Büyük direniş İzmir de başladı, yine İzmir de bitti.. 9 Eylül’de Atatürk Belkahve’den bir incir ağacının altında İzmir'i seyretti uzun uzun.. İzmir’e ilk giren birlikler Fahrettin Altay Paşa’nın komutasındaki süvari birlikleriydi. . İzmir’in kurtuluşu deyince Mustafa Kemal Paşa’yı biliriz. Fahrettin Altay Paşa’yı da. Ama bu savaşta öyle yaşanmışlıklar vardır ki , onların kahramanlar kıyıda köşede kalmış ve gözümüze hiç ilişmemişlerdir. Mesela Yüzbaşı Şerafettin Bey’in hikayesi gibi ;
O bir süvari askeri.. Süvariler 30 Ağustos fırtınasını arkalarına alıp aynı hızla İzmir’e doğru akıyorlardı. Bu süvarilerin en önünde Yüzbaşı Şerafettin Bey ve birliği vardı. Anılarında şöyle diyor ;
-Anlatılmaz bir hızla mesafeleri aşıyor, İzmir’e doğru uçuyorduk. Kaçan düşman, köyleri kasabaları yakıyor, intikamını sivil halktan alıyordu.
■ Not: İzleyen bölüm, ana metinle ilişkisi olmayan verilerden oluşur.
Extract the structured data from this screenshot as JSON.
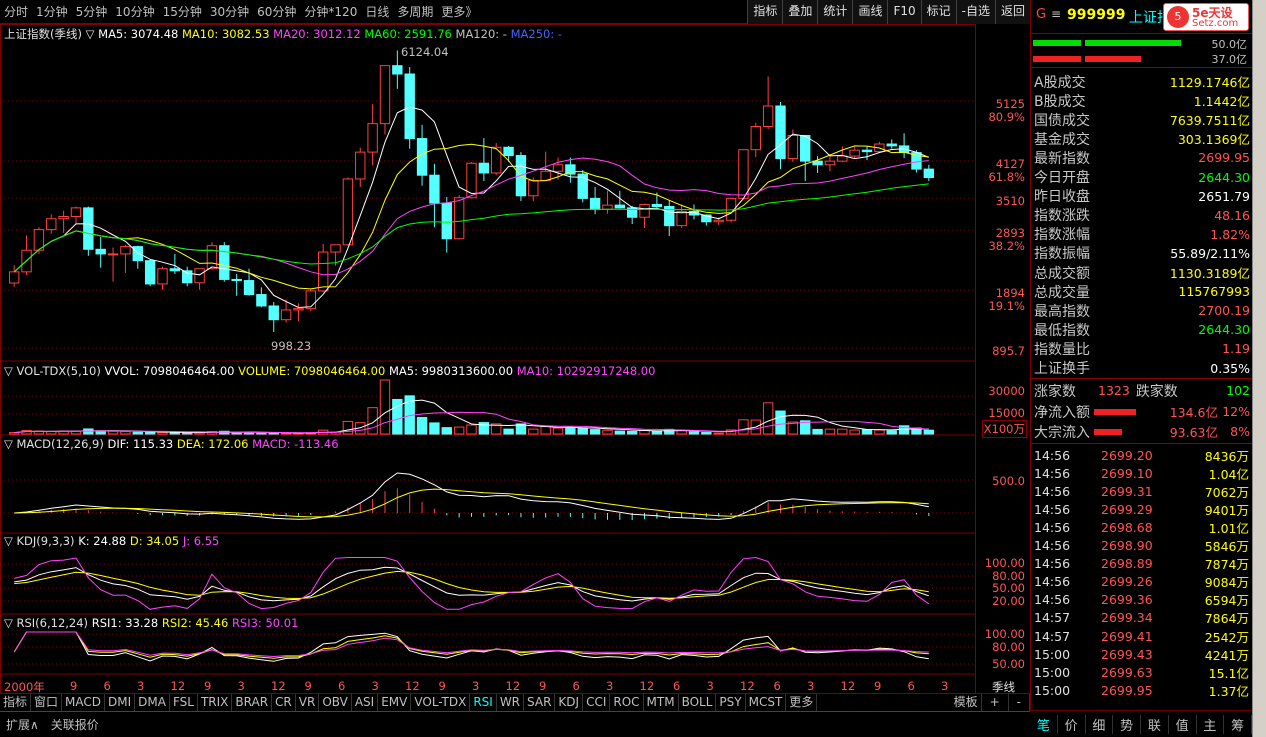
{
  "toolbar": {
    "periods": [
      "分时",
      "1分钟",
      "5分钟",
      "10分钟",
      "15分钟",
      "30分钟",
      "60分钟",
      "分钟*120",
      "日线",
      "多周期",
      "更多》"
    ],
    "right_buttons": [
      "指标",
      "叠加",
      "统计",
      "画线",
      "F10",
      "标记",
      "-自选",
      "返回"
    ]
  },
  "main_chart": {
    "title": "上证指数(季线) ▽",
    "ma5": "MA5: 3074.48",
    "ma10": "MA10: 3082.53",
    "ma20": "MA20: 3012.12",
    "ma60": "MA60: 2591.76",
    "ma120": "MA120: -",
    "ma250": "MA250: -",
    "high_label": "6124.04",
    "low_label": "998.23",
    "axis": [
      {
        "v": "5125",
        "p": "80.9%"
      },
      {
        "v": "4127",
        "p": "61.8%"
      },
      {
        "v": "3510",
        "p": ""
      },
      {
        "v": "2893",
        "p": "38.2%"
      },
      {
        "v": "1894",
        "p": "19.1%"
      },
      {
        "v": "895.7",
        "p": ""
      }
    ]
  },
  "vol_panel": {
    "title": "▽ VOL-TDX(5,10)",
    "vvol": "VVOL: 7098046464.00",
    "volume": "VOLUME: 7098046464.00",
    "ma5": "MA5: 9980313600.00",
    "ma10": "MA10: 10292917248.00",
    "axis": [
      "30000",
      "15000"
    ],
    "unit": "X100万"
  },
  "macd_panel": {
    "title": "▽ MACD(12,26,9)",
    "dif": "DIF: 115.33",
    "dea": "DEA: 172.06",
    "macd": "MACD: -113.46",
    "axis": [
      "500.0"
    ]
  },
  "kdj_panel": {
    "title": "▽ KDJ(9,3,3)",
    "k": "K: 24.88",
    "d": "D: 34.05",
    "j": "J: 6.55",
    "axis": [
      "100.00",
      "80.00",
      "50.00",
      "20.00"
    ]
  },
  "rsi_panel": {
    "title": "▽ RSI(6,12,24)",
    "rsi1": "RSI1: 33.28",
    "rsi2": "RSI2: 45.46",
    "rsi3": "RSI3: 50.01",
    "axis": [
      "100.00",
      "80.00",
      "50.00"
    ]
  },
  "xaxis": {
    "year": "2000年",
    "ticks": [
      "9",
      "6",
      "3",
      "12",
      "9",
      "3",
      "12",
      "9",
      "6",
      "3",
      "12",
      "9",
      "3",
      "12",
      "9",
      "6",
      "3",
      "12",
      "6",
      "3",
      "12",
      "6",
      "3",
      "12",
      "9",
      "6",
      "3"
    ],
    "period": "季线"
  },
  "bottom_tabs": [
    "指标",
    "窗口",
    "MACD",
    "DMI",
    "DMA",
    "FSL",
    "TRIX",
    "BRAR",
    "CR",
    "VR",
    "OBV",
    "ASI",
    "EMV",
    "VOL-TDX",
    "RSI",
    "WR",
    "SAR",
    "KDJ",
    "CCI",
    "ROC",
    "MTM",
    "BOLL",
    "PSY",
    "MCST",
    "更多"
  ],
  "bottom_right": [
    "模板",
    "+",
    "-"
  ],
  "status_items": [
    "扩展∧",
    "关联报价"
  ],
  "quote": {
    "code": "999999",
    "name": "上证指数",
    "logo": "5e天设",
    "site": "Setz.com",
    "ratio_top": "50.0亿",
    "ratio_bot": "37.0亿",
    "rows": [
      {
        "k": "A股成交",
        "v": "1129.1746亿",
        "c": "#ffff00"
      },
      {
        "k": "B股成交",
        "v": "1.1442亿",
        "c": "#ffff00"
      },
      {
        "k": "国债成交",
        "v": "7639.7511亿",
        "c": "#ffff00"
      },
      {
        "k": "基金成交",
        "v": "303.1369亿",
        "c": "#ffff00"
      },
      {
        "k": "最新指数",
        "v": "2699.95",
        "c": "#ff5555"
      },
      {
        "k": "今日开盘",
        "v": "2644.30",
        "c": "#00ff00"
      },
      {
        "k": "昨日收盘",
        "v": "2651.79",
        "c": "#ffffff"
      },
      {
        "k": "指数涨跌",
        "v": "48.16",
        "c": "#ff5555"
      },
      {
        "k": "指数涨幅",
        "v": "1.82%",
        "c": "#ff5555"
      },
      {
        "k": "指数振幅",
        "v": "55.89/2.11%",
        "c": "#ffffff"
      },
      {
        "k": "总成交额",
        "v": "1130.3189亿",
        "c": "#ffff00"
      },
      {
        "k": "总成交量",
        "v": "115767993",
        "c": "#ffff00"
      },
      {
        "k": "最高指数",
        "v": "2700.19",
        "c": "#ff5555"
      },
      {
        "k": "最低指数",
        "v": "2644.30",
        "c": "#00ff00"
      },
      {
        "k": "指数量比",
        "v": "1.19",
        "c": "#ff5555"
      },
      {
        "k": "上证换手",
        "v": "0.35%",
        "c": "#ffffff"
      }
    ],
    "up_label": "涨家数",
    "up": "1323",
    "down_label": "跌家数",
    "down": "102",
    "inflow_label": "净流入额",
    "inflow": "134.6亿",
    "inflow_pct": "12%",
    "block_label": "大宗流入",
    "block": "93.63亿",
    "block_pct": "8%",
    "ticks": [
      {
        "t": "14:56",
        "p": "2699.20",
        "q": "8436万"
      },
      {
        "t": "14:56",
        "p": "2699.10",
        "q": "1.04亿"
      },
      {
        "t": "14:56",
        "p": "2699.31",
        "q": "7062万"
      },
      {
        "t": "14:56",
        "p": "2699.29",
        "q": "9401万"
      },
      {
        "t": "14:56",
        "p": "2698.68",
        "q": "1.01亿"
      },
      {
        "t": "14:56",
        "p": "2698.90",
        "q": "5846万"
      },
      {
        "t": "14:56",
        "p": "2698.89",
        "q": "7874万"
      },
      {
        "t": "14:56",
        "p": "2699.26",
        "q": "9084万"
      },
      {
        "t": "14:56",
        "p": "2699.36",
        "q": "6594万"
      },
      {
        "t": "14:57",
        "p": "2699.34",
        "q": "7864万"
      },
      {
        "t": "14:57",
        "p": "2699.41",
        "q": "2542万"
      },
      {
        "t": "15:00",
        "p": "2699.43",
        "q": "4241万"
      },
      {
        "t": "15:00",
        "p": "2699.63",
        "q": "15.1亿"
      },
      {
        "t": "15:00",
        "p": "2699.95",
        "q": "1.37亿"
      }
    ],
    "tabs": [
      "笔",
      "价",
      "细",
      "势",
      "联",
      "值",
      "主",
      "筹"
    ]
  },
  "chart_data": {
    "type": "candlestick",
    "title": "上证指数(季线)",
    "period": "quarterly",
    "high": 6124.04,
    "low": 998.23,
    "candles": [
      [
        2000,
        1,
        1368,
        1535,
        1335,
        1470
      ],
      [
        2000,
        2,
        1470,
        1860,
        1440,
        1690
      ],
      [
        2000,
        3,
        1690,
        1960,
        1650,
        1930
      ],
      [
        2000,
        4,
        1930,
        2130,
        1880,
        2070
      ],
      [
        2001,
        1,
        2070,
        2180,
        1890,
        2100
      ],
      [
        2001,
        2,
        2100,
        2240,
        2000,
        2220
      ],
      [
        2001,
        3,
        2220,
        2240,
        1630,
        1700
      ],
      [
        2001,
        4,
        1700,
        1840,
        1510,
        1650
      ],
      [
        2002,
        1,
        1650,
        1720,
        1380,
        1650
      ],
      [
        2002,
        2,
        1650,
        1750,
        1460,
        1730
      ],
      [
        2002,
        3,
        1730,
        1740,
        1500,
        1580
      ],
      [
        2002,
        4,
        1580,
        1590,
        1340,
        1360
      ],
      [
        2003,
        1,
        1360,
        1520,
        1310,
        1500
      ],
      [
        2003,
        2,
        1500,
        1650,
        1450,
        1480
      ],
      [
        2003,
        3,
        1480,
        1520,
        1340,
        1370
      ],
      [
        2003,
        4,
        1370,
        1500,
        1310,
        1500
      ],
      [
        2004,
        1,
        1500,
        1780,
        1490,
        1740
      ],
      [
        2004,
        2,
        1740,
        1780,
        1380,
        1400
      ],
      [
        2004,
        3,
        1400,
        1450,
        1260,
        1390
      ],
      [
        2004,
        4,
        1390,
        1500,
        1260,
        1270
      ],
      [
        2005,
        1,
        1270,
        1330,
        1170,
        1180
      ],
      [
        2005,
        2,
        1180,
        1210,
        998,
        1080
      ],
      [
        2005,
        3,
        1080,
        1230,
        1060,
        1150
      ],
      [
        2005,
        4,
        1150,
        1200,
        1070,
        1160
      ],
      [
        2006,
        1,
        1160,
        1320,
        1140,
        1300
      ],
      [
        2006,
        2,
        1300,
        1760,
        1290,
        1670
      ],
      [
        2006,
        3,
        1670,
        1750,
        1530,
        1750
      ],
      [
        2006,
        4,
        1750,
        2700,
        1740,
        2675
      ],
      [
        2007,
        1,
        2675,
        3270,
        2540,
        3180
      ],
      [
        2007,
        2,
        3180,
        4330,
        2920,
        3820
      ],
      [
        2007,
        3,
        3820,
        5550,
        3560,
        5550
      ],
      [
        2007,
        4,
        5550,
        6124,
        4780,
        5260
      ],
      [
        2008,
        1,
        5260,
        5500,
        3250,
        3470
      ],
      [
        2008,
        2,
        3470,
        3790,
        2560,
        2740
      ],
      [
        2008,
        3,
        2740,
        2950,
        1960,
        2290
      ],
      [
        2008,
        4,
        2290,
        2380,
        1664,
        1820
      ],
      [
        2009,
        1,
        1820,
        2410,
        1810,
        2370
      ],
      [
        2009,
        2,
        2370,
        2980,
        2360,
        2960
      ],
      [
        2009,
        3,
        2960,
        3480,
        2640,
        2780
      ],
      [
        2009,
        4,
        2780,
        3370,
        2740,
        3280
      ],
      [
        2010,
        1,
        3280,
        3310,
        2990,
        3110
      ],
      [
        2010,
        2,
        3110,
        3180,
        2320,
        2400
      ],
      [
        2010,
        3,
        2400,
        2700,
        2320,
        2650
      ],
      [
        2010,
        4,
        2650,
        3190,
        2650,
        2810
      ],
      [
        2011,
        1,
        2810,
        3070,
        2660,
        2930
      ],
      [
        2011,
        2,
        2930,
        3070,
        2610,
        2760
      ],
      [
        2011,
        3,
        2760,
        2830,
        2300,
        2360
      ],
      [
        2011,
        4,
        2360,
        2540,
        2130,
        2200
      ],
      [
        2012,
        1,
        2200,
        2480,
        2140,
        2260
      ],
      [
        2012,
        2,
        2260,
        2480,
        2210,
        2220
      ],
      [
        2012,
        3,
        2220,
        2250,
        2000,
        2090
      ],
      [
        2012,
        4,
        2090,
        2280,
        1950,
        2270
      ],
      [
        2013,
        1,
        2270,
        2450,
        2210,
        2240
      ],
      [
        2013,
        2,
        2240,
        2330,
        1850,
        1980
      ],
      [
        2013,
        3,
        1980,
        2270,
        1950,
        2170
      ],
      [
        2013,
        4,
        2170,
        2270,
        2060,
        2120
      ],
      [
        2014,
        1,
        2120,
        2130,
        1980,
        2030
      ],
      [
        2014,
        2,
        2030,
        2090,
        1990,
        2050
      ],
      [
        2014,
        3,
        2050,
        2370,
        2020,
        2360
      ],
      [
        2014,
        4,
        2360,
        3240,
        2340,
        3230
      ],
      [
        2015,
        1,
        3230,
        3840,
        3080,
        3750
      ],
      [
        2015,
        2,
        3750,
        5180,
        3690,
        4280
      ],
      [
        2015,
        3,
        4280,
        4390,
        2850,
        3050
      ],
      [
        2015,
        4,
        3050,
        3680,
        2990,
        3540
      ],
      [
        2016,
        1,
        3540,
        3540,
        2640,
        3000
      ],
      [
        2016,
        2,
        3000,
        3100,
        2780,
        2930
      ],
      [
        2016,
        3,
        2930,
        3140,
        2810,
        3000
      ],
      [
        2016,
        4,
        3000,
        3300,
        2980,
        3100
      ],
      [
        2017,
        1,
        3100,
        3290,
        3040,
        3220
      ],
      [
        2017,
        2,
        3220,
        3300,
        3020,
        3190
      ],
      [
        2017,
        3,
        3190,
        3400,
        3160,
        3350
      ],
      [
        2017,
        4,
        3350,
        3450,
        3250,
        3310
      ],
      [
        2018,
        1,
        3310,
        3590,
        3060,
        3170
      ],
      [
        2018,
        2,
        3170,
        3220,
        2790,
        2850
      ],
      [
        2018,
        3,
        2850,
        2930,
        2640,
        2700
      ]
    ]
  }
}
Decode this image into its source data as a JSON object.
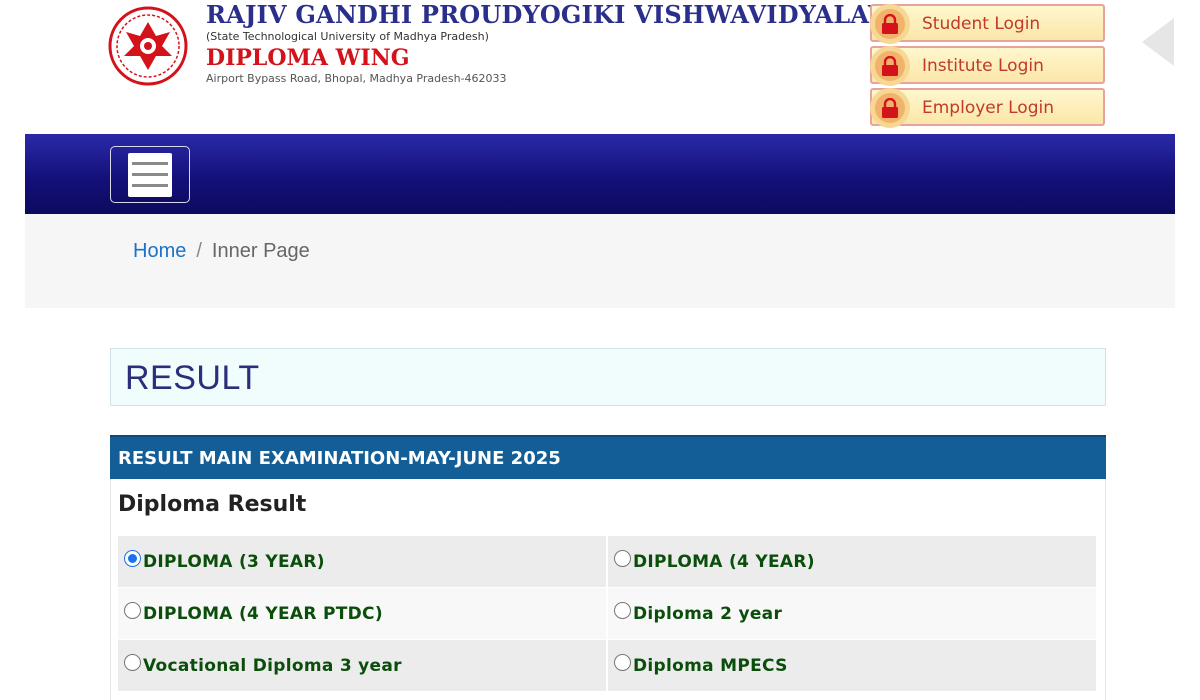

Adım başı rastladığımız yürekler acısı manzara, hızımızı büsbütün arttırıyordu..
Süvariler 9 Eylül günü İzmir’e girdiler.En başta Yüzbaşı Şerafettin, arkasında müfrezesi; Halkapınar’da tuzağa düşürüldüler. dört şehit verildi. Pasaport’a geldiğinde atının ayakları altına bir bomba atıldı. Atı ölmüş kendisi yara almıştı .
“Yaraları kim düşünür, ölsem ne gam. İzmir’i kurtarmıştık ya. Bu şerefin öncüleri biz olmuştuk ya” .
Yaralıydı. O haliyle ve müfrezeden geri kalanlarla birlikte Konak Meydan’ına ulaştı . Koşarak gelen bir genç, elde dikilmiş Türk bayrağını kendisine verdi. Koynuna soktu. Hızla Hükümet Konağına girdi Mülazim Ali Rıza ile Mülazım Hamdi Efendi (Teğmen) hemen arkasındaydı. Yunan bayrağını gönderden indirip halkın büyük tezahüratı ile Türk bayrağını çekti. Bayrağı çektiğinde, göğsünden sızan kanlar bayrağa bulaşıyor , tutamadığı gözyaşları ise bu kanın üzerinden akıp gidiyordu.. Bu arada kentteki yabancı konsoloslar kendisine gelerek Hıristiyan ahalinin hayatlarının emniyette olup olmadığını soruyorlar. Yzb. Şerafettin onlara, “Silahlı direniş olmadıkça, ayrım gözetilmeksizin herkesin güvencede olduğunu” bildiriyor.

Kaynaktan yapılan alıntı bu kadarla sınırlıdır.